79 mins: Figo collects the ball just outside the box and shapes up to shoot …. before passing the ball 30 yards backwards. Hasn’t anyone told him the score?

80 Agatha Ruiz Dela Prada Online Shop mins: Inter are going out with a whimper. “Am I alone in wanting to know more about this mutiny?” shudders Paul Neilan. Manikandan, would a MBM be out of the question?

82 mins: Figo attempts to outrun Anderson – a man one sixth his age – with predictable consequences.

84 mins: German commentators giggle across the Fatherland as Ronaldo lines up another freekick. And he gets this one on target too, forcing Julio Cesar to bat it away.

86 mins: Now that just takes the biscuit: Inter pieced together a decent move and had men in the box when Ibrahimovic received the ball on the 18-yard line. He tried to … well, I’m not sure what he tried to do … but what he actually did was scrape the ball with his studs in such a way that it rolled apologetically to Ferdinand, who was two yards away and managed to fend off alughter long enough to smash the ball clear.
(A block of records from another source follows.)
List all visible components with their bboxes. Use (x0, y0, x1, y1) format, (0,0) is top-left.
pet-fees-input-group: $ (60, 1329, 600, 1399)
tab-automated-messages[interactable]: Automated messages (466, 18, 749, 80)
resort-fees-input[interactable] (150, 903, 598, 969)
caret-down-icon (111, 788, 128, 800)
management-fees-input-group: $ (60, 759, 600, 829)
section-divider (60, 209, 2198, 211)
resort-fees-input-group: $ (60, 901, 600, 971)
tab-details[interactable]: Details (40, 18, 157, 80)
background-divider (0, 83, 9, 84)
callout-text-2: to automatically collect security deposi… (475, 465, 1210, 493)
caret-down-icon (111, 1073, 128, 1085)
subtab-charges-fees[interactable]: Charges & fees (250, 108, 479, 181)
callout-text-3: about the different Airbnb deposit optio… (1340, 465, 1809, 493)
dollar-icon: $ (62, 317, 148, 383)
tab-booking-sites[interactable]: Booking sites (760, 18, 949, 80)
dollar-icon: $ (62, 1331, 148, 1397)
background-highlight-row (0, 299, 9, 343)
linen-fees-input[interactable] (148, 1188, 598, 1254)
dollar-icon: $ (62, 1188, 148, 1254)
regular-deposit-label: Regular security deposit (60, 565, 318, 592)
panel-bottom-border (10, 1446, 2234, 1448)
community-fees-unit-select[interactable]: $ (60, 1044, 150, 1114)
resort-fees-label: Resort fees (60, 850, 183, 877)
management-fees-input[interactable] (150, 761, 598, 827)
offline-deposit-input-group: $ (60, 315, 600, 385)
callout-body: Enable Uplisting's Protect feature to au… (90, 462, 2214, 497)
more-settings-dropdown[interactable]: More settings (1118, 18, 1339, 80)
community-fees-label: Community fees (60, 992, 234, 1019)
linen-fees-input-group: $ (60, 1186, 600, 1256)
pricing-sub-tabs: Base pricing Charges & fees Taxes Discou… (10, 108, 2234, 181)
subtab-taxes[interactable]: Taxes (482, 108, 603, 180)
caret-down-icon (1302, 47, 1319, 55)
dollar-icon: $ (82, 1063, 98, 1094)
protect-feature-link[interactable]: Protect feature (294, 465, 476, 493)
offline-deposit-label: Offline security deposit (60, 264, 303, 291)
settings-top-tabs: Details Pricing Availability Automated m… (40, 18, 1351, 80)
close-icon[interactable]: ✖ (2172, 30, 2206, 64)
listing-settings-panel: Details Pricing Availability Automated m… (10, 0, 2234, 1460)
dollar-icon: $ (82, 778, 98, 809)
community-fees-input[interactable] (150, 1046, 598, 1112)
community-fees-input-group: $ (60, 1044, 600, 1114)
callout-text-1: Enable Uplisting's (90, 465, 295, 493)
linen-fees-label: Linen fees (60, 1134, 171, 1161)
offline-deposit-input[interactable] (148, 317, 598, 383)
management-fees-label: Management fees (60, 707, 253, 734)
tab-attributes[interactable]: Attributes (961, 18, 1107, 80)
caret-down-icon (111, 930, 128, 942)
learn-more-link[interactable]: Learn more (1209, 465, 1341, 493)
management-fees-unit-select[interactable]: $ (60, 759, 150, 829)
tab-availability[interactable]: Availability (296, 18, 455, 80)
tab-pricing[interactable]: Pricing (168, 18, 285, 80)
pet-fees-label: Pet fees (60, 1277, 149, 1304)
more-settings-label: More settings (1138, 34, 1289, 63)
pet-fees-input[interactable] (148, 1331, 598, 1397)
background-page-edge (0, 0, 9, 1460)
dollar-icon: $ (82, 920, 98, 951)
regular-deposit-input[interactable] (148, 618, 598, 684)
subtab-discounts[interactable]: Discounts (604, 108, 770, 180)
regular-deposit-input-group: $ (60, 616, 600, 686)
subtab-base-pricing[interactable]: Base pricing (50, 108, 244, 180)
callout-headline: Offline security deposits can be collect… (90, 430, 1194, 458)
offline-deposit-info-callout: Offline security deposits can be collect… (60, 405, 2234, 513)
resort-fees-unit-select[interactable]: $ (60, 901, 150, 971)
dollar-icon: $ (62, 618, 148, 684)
88 mins: Inter have a corner, for all the Agatha Ruiz Dela Prada Online Shopping good it’ll do them. Figo skillfully picks out BErbatov on the far side of the pitch. “Here in Italy, the commentator has just described that latest Ibrahimovic cock-up as ‘his first error of the night'”. Sounds like Italian television is as bad as their football league.

90 mins: It’s quite dispiriting really, this English dominance in Europe. United have not had to play paritcularly well to dispose of the Italian champions.

Full-time No dancing down the touchline from Mourinho, just a slightly strained United stroll into the quarter-final. “Best player in the world?” scoffs Dennis Campbell. “Carlton Cole is better than Ibrahimovic.”